On 26 Srpen 2011, 0:39, Tomas Vondra wrote:
> On 26 Srpen 2011, 0:18, Josh Berkus wrote:
>> Tomas,
>>
>>> I'd like to propose a small patch that allows better checkpoint
>>> progress
>>> monitoring. The patch is quite simple - it adds a new integer GUC
>>> "checkpoint_update_limit" and every time checkpoint writes this number
>>> of
>>> buffers, it does two things:
>>
>> I'd rather not have a new GUC if we can avoid it.  What about just
>> making this some reasonable value (like 1000 buffers) if log_checkpoints
>> = on?
>
> I was thinking about that too, but I think no value can fit all cases
> because the systems may have very different I/O subsystems.
>
> With one 7.2k drive I usually get about 25MB/s on average, with big arrays
> / good controllers / fast drives you can write much faster. So either the
> value will be too low (and the log will be infested with those messages)
> or too high (so it won't be updated very often).

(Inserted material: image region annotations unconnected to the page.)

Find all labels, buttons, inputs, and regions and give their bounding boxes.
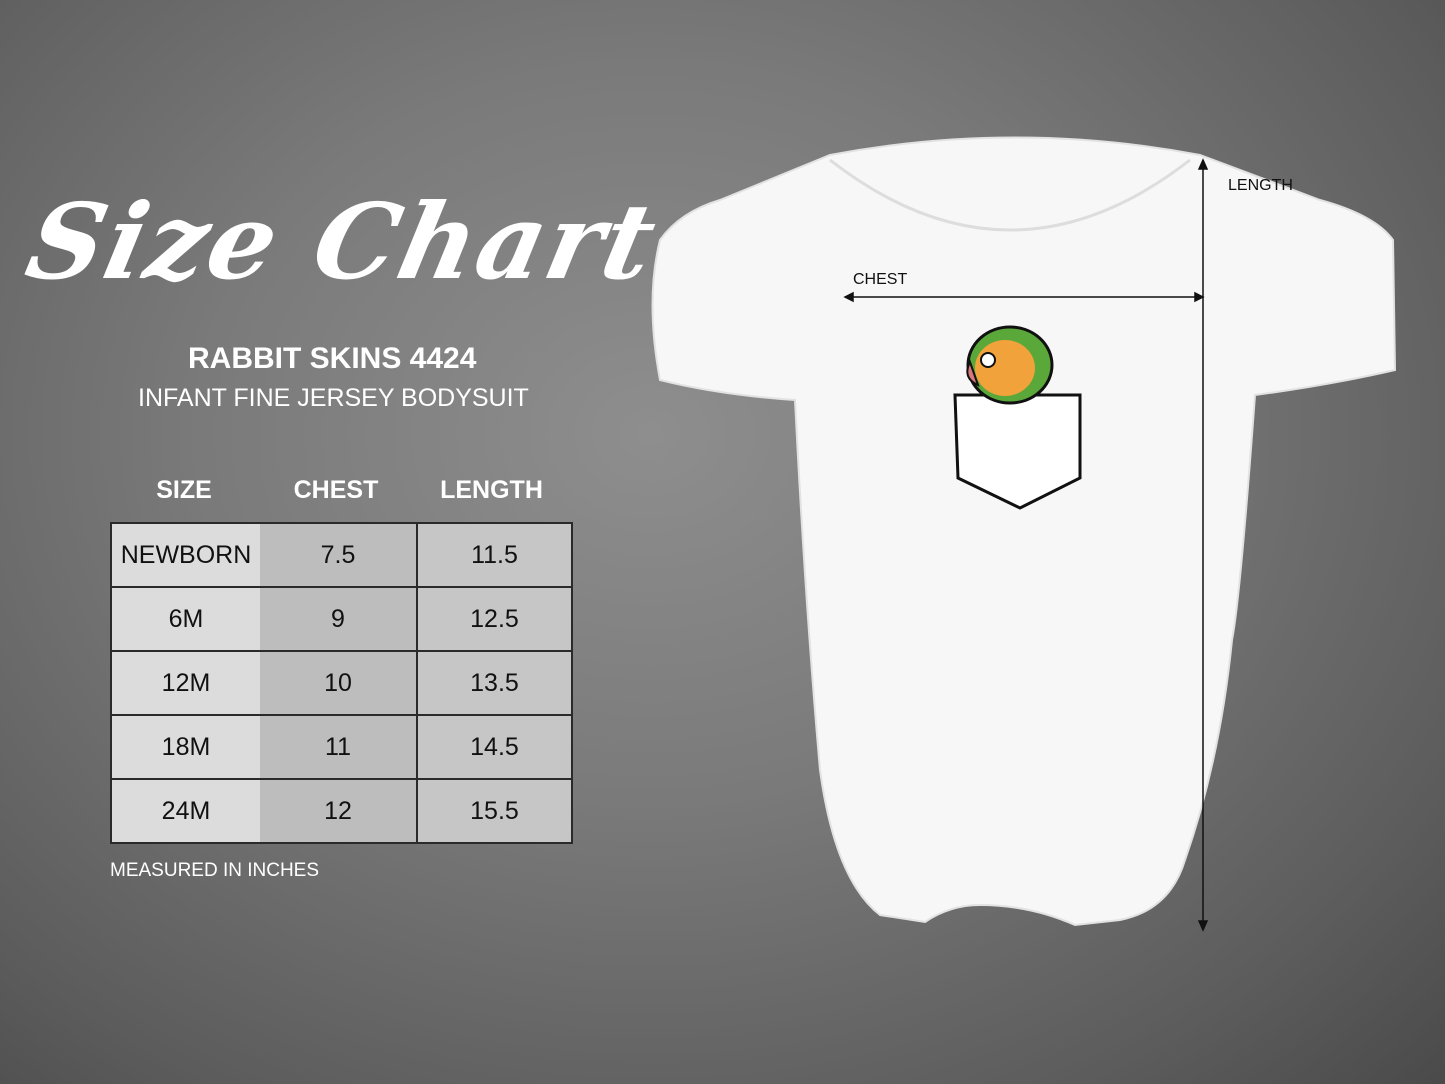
cell-chest: 10	[260, 650, 417, 716]
table-row: NEWBORN 7.5 11.5	[111, 522, 572, 588]
cell-length: 15.5	[416, 778, 572, 844]
header-chest: CHEST	[293, 476, 379, 504]
table-row: 18M 11 14.5	[111, 714, 572, 780]
product-subtitle: INFANT FINE JERSEY BODYSUIT	[138, 384, 529, 412]
brand-name: RABBIT SKINS 4424	[188, 342, 477, 375]
neckline	[829, 158, 1191, 232]
cell-length: 11.5	[416, 522, 572, 588]
chest-measure-arrow	[843, 291, 1205, 303]
header-length: LENGTH	[440, 476, 543, 504]
cell-size: 12M	[111, 650, 260, 716]
cell-size: NEWBORN	[111, 522, 260, 588]
cell-chest: 12	[260, 778, 417, 844]
length-measure-arrow	[1197, 158, 1209, 932]
pocket	[953, 393, 1082, 510]
cell-size: 24M	[111, 778, 260, 844]
parrot-pocket-graphic	[953, 325, 1082, 510]
cell-chest: 9	[260, 586, 417, 652]
cell-size: 6M	[111, 586, 260, 652]
cell-chest: 11	[260, 714, 417, 780]
measurement-note: MEASURED IN INCHES	[110, 860, 320, 881]
length-label: LENGTH	[1228, 177, 1293, 194]
parrot-eye	[980, 352, 996, 368]
chest-label: CHEST	[853, 271, 908, 288]
cell-chest: 7.5	[260, 522, 417, 588]
size-table: NEWBORN 7.5 11.5 6M 9 12.5 12M 10 13.5 18M 11 14.5 2…	[110, 522, 573, 844]
bodysuit-shape	[651, 136, 1397, 927]
cell-length: 12.5	[416, 586, 572, 652]
parrot-face	[975, 340, 1035, 396]
cell-length: 13.5	[416, 650, 572, 716]
table-row: 6M 9 12.5	[111, 586, 572, 652]
table-row: 24M 12 15.5	[111, 778, 572, 844]
parrot-beak	[966, 359, 980, 387]
cell-length: 14.5	[416, 714, 572, 780]
table-row: 12M 10 13.5	[111, 650, 572, 716]
header-size: SIZE	[156, 476, 212, 504]
cell-size: 18M	[111, 714, 260, 780]
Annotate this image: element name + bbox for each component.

Hmmm, maybe we could use time instead of number of buffers? Something like
"every 5 seconds, log the checkpoint progress" instead of "every time 1000
buffers is written ..."

That should work on systems regardless of I/O performance.

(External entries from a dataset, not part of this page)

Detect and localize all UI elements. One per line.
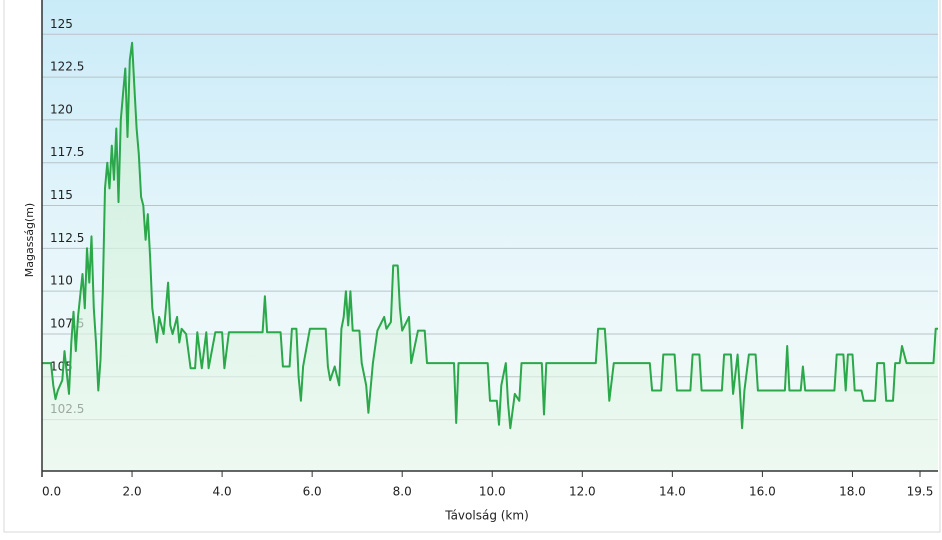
x-tick-label: 10.0 <box>479 485 506 499</box>
x-tick-label: 16.0 <box>749 485 776 499</box>
x-tick-label: 8.0 <box>393 485 412 499</box>
x-tick-label: 14.0 <box>659 485 686 499</box>
y-tick-label: 107.5 <box>50 316 84 330</box>
x-tick-label: 0.0 <box>42 485 61 499</box>
x-tick-label: 19.5 <box>907 485 934 499</box>
y-tick-label: 120 <box>50 102 73 116</box>
y-axis-title: Magasság(m) <box>23 203 36 277</box>
x-tick-label: 6.0 <box>303 485 322 499</box>
y-tick-label: 115 <box>50 188 73 202</box>
x-tick-label: 4.0 <box>213 485 232 499</box>
x-tick-label: 2.0 <box>123 485 142 499</box>
y-tick-label: 125 <box>50 17 73 31</box>
y-tick-label: 112.5 <box>50 231 84 245</box>
x-tick-label: 18.0 <box>839 485 866 499</box>
elevation-line <box>42 41 938 430</box>
y-tick-label: 117.5 <box>50 145 84 159</box>
x-axis-title: Távolság (km) <box>444 509 529 523</box>
x-tick-label: 12.0 <box>569 485 596 499</box>
area <box>42 42 938 472</box>
y-tick-label: 110 <box>50 274 73 288</box>
y-tick-label: 122.5 <box>50 60 84 74</box>
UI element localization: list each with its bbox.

But although using time instead of number of buffers seems like a good
idea, I don't think it eliminates the need for a new GUC.

(a) Even with time limit, I find it useful to be able to set the limits
differently.

(b) In some cases it may be useful to enable just basic (current
behaviour) checkpoint logging using log_checkpoints, so using it for this
new patch may not be a good idea. Although this could be fixed by allowing
three values no/basic/detailed instead of just true/false.